- Tenure: 1825-1857
- Known for: Military Service to the Bourbon Dynasty
- Born: July 29, 1764 Savennieres, Maine-et-Loire, France
- Died: 1857 (?) France
- Offices: Deputy of the Loire-Inferior, Commissioner of War- Kingdom of France
- Spouse: Marie Anne Aubin de l'Estang
- Parents: Cornelius MacCurtain Victoire Le Tellier de Grandval

= Florimond-Benjamin MacCurtain =

Florimond-Benjamin MacCurtain was a French politician and soldier who gained notoriety during the late 18th and early 19th century. He entered military services in the French Royal Army in 1781 at seventeen years of age. He was quickly granted the rank of ‘Commissioner of War’ within the Army, and elected deputy of the Loire-Inferior to the Council of Five Hundred.
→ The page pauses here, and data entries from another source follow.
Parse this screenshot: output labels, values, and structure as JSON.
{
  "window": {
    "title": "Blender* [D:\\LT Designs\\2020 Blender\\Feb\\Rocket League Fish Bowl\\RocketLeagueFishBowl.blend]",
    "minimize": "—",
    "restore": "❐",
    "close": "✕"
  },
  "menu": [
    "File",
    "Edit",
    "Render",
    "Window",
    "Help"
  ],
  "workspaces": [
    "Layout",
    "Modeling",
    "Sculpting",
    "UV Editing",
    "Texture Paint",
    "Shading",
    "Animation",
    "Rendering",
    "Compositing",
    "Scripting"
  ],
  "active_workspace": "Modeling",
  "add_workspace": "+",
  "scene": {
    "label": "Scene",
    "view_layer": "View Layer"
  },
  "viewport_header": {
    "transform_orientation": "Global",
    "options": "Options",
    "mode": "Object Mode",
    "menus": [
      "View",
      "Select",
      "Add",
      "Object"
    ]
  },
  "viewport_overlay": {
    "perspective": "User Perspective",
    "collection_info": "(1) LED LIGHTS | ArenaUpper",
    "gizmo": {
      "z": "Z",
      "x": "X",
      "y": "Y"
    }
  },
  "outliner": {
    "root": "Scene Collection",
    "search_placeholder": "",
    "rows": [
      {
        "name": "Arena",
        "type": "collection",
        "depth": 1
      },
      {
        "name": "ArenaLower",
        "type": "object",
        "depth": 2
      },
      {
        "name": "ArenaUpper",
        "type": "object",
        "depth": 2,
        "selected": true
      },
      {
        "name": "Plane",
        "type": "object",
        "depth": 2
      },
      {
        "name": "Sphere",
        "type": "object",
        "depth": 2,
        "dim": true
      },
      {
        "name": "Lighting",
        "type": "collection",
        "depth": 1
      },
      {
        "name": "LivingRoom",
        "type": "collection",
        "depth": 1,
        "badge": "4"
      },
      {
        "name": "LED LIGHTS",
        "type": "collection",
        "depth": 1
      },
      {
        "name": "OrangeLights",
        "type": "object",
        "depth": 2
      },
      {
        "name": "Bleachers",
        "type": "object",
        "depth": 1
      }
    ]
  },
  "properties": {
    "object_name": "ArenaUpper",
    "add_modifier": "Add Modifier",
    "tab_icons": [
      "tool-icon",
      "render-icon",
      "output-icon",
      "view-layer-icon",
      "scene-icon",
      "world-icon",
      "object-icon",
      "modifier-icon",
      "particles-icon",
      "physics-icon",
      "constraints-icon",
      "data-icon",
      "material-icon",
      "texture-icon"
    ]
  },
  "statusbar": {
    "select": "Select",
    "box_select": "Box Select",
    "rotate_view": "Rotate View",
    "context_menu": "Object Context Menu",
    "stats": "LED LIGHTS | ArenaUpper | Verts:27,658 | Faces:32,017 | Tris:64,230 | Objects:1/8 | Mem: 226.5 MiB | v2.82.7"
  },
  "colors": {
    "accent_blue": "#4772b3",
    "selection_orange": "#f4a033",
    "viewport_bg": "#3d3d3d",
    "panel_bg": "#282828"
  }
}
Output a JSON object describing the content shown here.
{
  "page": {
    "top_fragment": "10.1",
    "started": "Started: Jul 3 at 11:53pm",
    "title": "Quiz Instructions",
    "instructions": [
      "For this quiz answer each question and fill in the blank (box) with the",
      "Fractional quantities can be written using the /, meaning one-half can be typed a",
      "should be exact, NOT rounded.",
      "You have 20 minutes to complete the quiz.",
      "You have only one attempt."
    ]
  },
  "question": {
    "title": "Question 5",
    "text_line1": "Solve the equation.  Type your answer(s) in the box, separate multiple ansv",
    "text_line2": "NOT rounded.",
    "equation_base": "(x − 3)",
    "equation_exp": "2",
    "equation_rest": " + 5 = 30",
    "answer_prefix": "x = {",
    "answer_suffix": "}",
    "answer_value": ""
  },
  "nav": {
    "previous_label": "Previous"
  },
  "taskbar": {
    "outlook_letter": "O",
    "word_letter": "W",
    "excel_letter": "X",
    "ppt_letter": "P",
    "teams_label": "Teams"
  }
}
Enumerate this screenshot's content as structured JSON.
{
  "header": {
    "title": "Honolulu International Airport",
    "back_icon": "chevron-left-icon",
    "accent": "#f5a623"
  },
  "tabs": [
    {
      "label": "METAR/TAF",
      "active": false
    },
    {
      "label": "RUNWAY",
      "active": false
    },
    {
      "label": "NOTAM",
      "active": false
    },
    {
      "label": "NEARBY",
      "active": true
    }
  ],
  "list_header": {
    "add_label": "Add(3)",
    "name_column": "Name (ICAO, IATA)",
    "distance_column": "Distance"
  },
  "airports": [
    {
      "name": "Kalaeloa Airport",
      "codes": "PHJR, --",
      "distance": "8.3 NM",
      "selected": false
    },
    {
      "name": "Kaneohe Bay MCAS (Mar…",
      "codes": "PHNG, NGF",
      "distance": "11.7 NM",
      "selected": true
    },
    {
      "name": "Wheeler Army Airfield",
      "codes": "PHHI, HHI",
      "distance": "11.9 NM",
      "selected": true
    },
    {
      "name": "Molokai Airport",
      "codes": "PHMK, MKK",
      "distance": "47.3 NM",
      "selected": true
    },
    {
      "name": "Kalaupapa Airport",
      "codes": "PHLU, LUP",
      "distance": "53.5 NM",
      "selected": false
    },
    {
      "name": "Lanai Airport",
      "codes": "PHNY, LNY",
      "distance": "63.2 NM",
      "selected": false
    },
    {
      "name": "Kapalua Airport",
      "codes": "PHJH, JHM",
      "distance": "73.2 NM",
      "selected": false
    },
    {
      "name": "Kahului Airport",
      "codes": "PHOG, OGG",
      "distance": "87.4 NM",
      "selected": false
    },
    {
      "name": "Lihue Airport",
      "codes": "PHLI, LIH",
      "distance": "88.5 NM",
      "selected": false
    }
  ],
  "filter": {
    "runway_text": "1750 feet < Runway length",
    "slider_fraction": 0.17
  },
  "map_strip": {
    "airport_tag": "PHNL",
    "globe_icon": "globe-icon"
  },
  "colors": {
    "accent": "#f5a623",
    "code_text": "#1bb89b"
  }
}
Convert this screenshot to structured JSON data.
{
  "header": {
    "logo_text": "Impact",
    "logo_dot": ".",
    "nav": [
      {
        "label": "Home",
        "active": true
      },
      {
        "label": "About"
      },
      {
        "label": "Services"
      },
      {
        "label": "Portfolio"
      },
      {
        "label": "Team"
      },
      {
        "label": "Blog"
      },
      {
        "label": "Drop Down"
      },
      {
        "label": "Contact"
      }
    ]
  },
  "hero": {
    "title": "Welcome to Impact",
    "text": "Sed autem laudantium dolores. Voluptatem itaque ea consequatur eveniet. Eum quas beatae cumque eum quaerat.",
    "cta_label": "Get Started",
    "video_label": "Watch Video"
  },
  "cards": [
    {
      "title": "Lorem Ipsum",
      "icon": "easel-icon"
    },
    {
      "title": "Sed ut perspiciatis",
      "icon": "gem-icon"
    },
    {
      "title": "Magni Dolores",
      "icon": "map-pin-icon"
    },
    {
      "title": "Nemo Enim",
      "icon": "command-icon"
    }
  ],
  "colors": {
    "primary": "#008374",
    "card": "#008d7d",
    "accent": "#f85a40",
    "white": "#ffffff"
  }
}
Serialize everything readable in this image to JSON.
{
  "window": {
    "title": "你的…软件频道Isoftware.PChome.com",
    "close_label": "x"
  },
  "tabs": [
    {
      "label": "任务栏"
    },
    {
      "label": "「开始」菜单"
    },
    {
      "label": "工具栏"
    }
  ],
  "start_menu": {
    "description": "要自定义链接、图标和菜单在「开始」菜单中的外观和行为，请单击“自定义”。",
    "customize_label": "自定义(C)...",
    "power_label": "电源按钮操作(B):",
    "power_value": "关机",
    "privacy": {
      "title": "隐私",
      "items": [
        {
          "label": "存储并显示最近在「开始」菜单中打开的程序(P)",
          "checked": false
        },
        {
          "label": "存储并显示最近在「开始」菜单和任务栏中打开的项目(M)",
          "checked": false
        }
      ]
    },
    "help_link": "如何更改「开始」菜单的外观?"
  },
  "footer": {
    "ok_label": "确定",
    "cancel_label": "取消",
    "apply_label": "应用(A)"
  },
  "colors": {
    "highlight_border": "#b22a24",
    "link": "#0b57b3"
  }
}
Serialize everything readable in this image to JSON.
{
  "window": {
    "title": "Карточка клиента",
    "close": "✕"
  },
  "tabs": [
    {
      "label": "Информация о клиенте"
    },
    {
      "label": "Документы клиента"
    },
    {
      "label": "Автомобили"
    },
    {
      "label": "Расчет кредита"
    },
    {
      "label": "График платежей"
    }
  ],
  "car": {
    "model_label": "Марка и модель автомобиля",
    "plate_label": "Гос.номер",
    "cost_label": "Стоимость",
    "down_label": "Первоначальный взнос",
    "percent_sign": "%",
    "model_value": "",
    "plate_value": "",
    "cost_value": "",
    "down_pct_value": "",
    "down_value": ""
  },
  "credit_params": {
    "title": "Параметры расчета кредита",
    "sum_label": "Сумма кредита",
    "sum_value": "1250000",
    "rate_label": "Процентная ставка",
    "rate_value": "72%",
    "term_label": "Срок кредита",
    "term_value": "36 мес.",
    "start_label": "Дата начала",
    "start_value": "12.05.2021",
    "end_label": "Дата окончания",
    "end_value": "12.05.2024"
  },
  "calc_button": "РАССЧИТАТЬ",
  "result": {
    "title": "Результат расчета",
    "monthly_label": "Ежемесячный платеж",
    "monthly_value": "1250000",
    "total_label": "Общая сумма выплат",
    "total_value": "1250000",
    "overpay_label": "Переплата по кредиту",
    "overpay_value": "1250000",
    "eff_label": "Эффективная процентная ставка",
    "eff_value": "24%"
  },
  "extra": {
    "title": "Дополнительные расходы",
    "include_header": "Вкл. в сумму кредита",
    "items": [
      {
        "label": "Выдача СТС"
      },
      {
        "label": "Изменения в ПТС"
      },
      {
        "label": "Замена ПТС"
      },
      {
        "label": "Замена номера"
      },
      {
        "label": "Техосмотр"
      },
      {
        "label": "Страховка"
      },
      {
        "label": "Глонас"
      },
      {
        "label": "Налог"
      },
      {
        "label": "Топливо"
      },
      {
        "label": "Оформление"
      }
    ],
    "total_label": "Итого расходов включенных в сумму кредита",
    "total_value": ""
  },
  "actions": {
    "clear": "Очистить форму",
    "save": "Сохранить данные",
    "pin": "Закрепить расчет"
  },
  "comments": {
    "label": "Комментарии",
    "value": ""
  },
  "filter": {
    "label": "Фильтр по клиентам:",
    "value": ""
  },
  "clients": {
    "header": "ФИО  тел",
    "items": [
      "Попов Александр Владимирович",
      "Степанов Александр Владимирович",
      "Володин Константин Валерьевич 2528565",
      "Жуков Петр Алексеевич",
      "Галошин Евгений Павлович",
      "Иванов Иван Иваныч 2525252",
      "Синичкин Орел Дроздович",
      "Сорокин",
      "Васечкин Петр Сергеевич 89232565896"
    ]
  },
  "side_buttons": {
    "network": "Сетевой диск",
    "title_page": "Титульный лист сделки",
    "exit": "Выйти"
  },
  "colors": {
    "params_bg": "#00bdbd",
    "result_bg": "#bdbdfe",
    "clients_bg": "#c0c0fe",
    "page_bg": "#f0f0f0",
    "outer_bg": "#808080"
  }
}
During the revolution he was sentenced to deportation because of his father's status as a knight and landowner, but was able to escape from this and join the Chouans. He campaigned for the royalists in Upper Brittany and Lower Anjou for some time. During the French Consulate, he was relieved of his duties and remained out of public affairs during the age and chaos of Napoleon. Following the restoration of the French monarchy he was permitted to rejoin the legitimist Army of Louis XVIII in 1814, and appointed military superintendent on October 4, 1820, an office which he held until his retirement on June 7, 1834. He was granted the Barony of Kainlis for his service to the French Crown, as well as the distinction of an ‘Officer of the Legion of Honor’.

==Irish ancestry==
Florimond is the great-grandson of the Irish officer Cornelius Curtain, who was in the service of King James II, and was briefly posted in France during the infamous Flight of the Wild Geese.